The role of performance management in organizations

Customer reviews
Without much exaggeration to say exactly what the post topic opened at 100 percent. :)
Willingly I accept. The question is interesting, I too will take part in the discussion. Together we can come to a right answer. I'm sure.
I certainly little sense in that post, but I will try to master.
Good day!
I apologize, but, in my opinion, you are mistaken. I can defend the position. Write to me in PM, discuss.
Knees have closed))))))))))))))))
What a great topic
Cool! I enjoyed it!))))
More than 10 years of research prove the efficiency of the medicine!
Confirmed. I agree with all the above-said. We can talk about it. Here or in PM.

The role of performance management in organizationsThe Role of Performance Management in Organizations

Updated: 2008-08-21

Performance management is a quickly maturing business discipline. Like its better known siblings—sales and marketing, human resources, supply chain management, and accounting and finance—performance management has a key role to play in improving the overall value of an organization. Wayne Eckerson of The Data Warehouse Institute defines Performance Management as “ a series of organizational processes and applications designed to optimize the execution of business strategy. ” The focus of this book (and its complimentary volume, The Rational Guide to Monitoring and Analyzing with Microsoft Office PerformancePoint Server 2007 ) is on the application side of the definition, but it is important to understand how the organizational process works.

This article is an excerpt from The Rational Guide to Planning with Microsoft Office PerformancePoint Server 2007. by Adrian Downes and Nick Barclay, and is property of Mann Publishing Group (978-1-932577-42-6), January 2008, all rights reserved. No part of this chapter may be reproduced, stored in a retrieval system, or transmitted in any form or by any means—electronic, electrostatic, mechanical, photocopying, recording, or otherwise—without the prior written permission of the publisher, except in the case of brief quotations embodied in critical articles or reviews.

The fitness program described earlier outlines a strategy for following certain recommended exercises and healthy habits, helping you to achieve your objectives (e. g. becoming stronger, lighter, etc.), and leading towards your goal of becoming more fit. Throughout the program, there may be certain targets to strive for, such as 20 more pushups a month, or completing that 20-minute treadmill run at a higher average rate of speed. Your trainer also uses the program to record your progress from visit to visit, providing feedback on your overall performance and determining whether you are on track towards meeting specific objectives.

Feedback is important to us, because it helps us to further understand why we may or may not be meeting specific targets. Feedback can also be used to modify our expectations, and to set new objectives over the course of the program. In business, a similar process takes place:

Planning what we would like to happen, based on insights from analysis of trends in our industry and events that impact our business.

Executing, by making decisions and taking action, based on the outcomes of planning activities.

Monitoring our progress towards a certain time-limited target or objective.

Analyzing further to understand why we may or may not be on-track to meet a specific target or objective.

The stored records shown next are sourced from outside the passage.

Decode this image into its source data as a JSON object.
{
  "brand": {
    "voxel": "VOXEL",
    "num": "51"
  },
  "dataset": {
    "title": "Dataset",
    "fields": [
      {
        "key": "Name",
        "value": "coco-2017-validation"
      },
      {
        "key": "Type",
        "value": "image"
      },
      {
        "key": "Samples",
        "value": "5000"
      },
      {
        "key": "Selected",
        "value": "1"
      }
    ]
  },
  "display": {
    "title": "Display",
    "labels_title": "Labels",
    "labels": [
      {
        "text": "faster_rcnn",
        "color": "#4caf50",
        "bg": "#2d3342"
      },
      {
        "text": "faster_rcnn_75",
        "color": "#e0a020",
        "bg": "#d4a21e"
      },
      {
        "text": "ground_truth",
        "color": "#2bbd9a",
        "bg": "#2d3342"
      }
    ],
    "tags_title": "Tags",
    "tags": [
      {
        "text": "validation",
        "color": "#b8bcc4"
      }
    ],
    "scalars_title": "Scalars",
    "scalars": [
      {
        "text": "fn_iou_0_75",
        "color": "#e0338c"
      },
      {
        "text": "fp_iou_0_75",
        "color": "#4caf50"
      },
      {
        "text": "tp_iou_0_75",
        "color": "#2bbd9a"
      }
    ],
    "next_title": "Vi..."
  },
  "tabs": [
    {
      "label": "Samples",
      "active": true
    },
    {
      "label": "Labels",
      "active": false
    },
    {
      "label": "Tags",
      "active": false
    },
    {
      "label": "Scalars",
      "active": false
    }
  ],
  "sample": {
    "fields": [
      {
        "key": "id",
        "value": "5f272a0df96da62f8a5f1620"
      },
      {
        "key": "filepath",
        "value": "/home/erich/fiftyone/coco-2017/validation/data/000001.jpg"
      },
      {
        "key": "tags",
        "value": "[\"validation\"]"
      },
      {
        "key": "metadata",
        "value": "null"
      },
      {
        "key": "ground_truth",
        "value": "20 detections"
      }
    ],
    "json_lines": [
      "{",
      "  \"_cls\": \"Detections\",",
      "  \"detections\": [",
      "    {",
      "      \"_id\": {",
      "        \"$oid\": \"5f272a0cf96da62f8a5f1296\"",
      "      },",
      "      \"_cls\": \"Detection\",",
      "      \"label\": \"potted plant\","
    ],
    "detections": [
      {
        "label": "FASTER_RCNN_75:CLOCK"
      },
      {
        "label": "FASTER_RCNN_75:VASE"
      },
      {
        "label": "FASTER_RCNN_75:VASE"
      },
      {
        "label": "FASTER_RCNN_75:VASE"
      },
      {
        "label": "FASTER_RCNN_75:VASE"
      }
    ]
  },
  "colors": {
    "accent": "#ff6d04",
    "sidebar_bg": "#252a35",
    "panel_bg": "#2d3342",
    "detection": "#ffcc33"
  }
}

Forecast what we think will happen, based on what we have analyzed. Here we build one or more scenarios to help us predict certain outcomes. These outcomes help us to confirm or refute our choice of tactics to meet our objectives.

Figure 1.1 illustrates this process.

Figure 1.1: The Performance Management Cycle.

Similar to our fitness program, where progress is monitored and analyzed in areas such as weight loss or number of repetitions for a given exercise, performance management involves monitoring key performance indicators (KPIs) that measure whether an organization is meeting its objectives and overarching strategy. A KPI in this sense is a measure defined by a business that allows for observation of actual values, as they may emerge from line-of-business (LOB) applications and their comparison to established targets (or budgeted values). If a KPI reveals an actual value that deviates too far from (or in many cases, closely approaches) a pre-defined target, then further analysis is warranted. Discoveries made during analysis should help us plan our next steps, set new (or adjust existing) expectations, and predict what may happen based on our decisions. In larger organizations, data from multiple LOB systems are often centralized within “a single version of the truth” business intelligence (BI) system to optimize KPI monitoring, detailed analysis, and performance reporting. BI systems often (but not always) consist of several layers that work together, helping businesses to:

Integrate and refine data from a variety of applications, systems, and documents into a centralized data mart or data warehouse.

Analyze refined data to gain insight into current performance (monitoring KPIs), potential causes for specific KPI variances (or deviations of actual values from target values).

Report past, current, or forecast conditions to stakeholders.

The goal of a BI system is to ultimately help business people make better, faster decisions. Classically, such decision-making has occurred at higher levels of an organization and been limited to a relatively small number of individuals. However, corporate culture has changed significantly over the last decade, and themes of transparency, accountability, and empowerment have emerged. Performance management frameworks, like Kaplan and Norton’s Balanced Scorecard method, build on these notions by making all steps in the cycle (illustrated in Figure 1.1) occur at executive, departmental, and operational layers of the modern organization.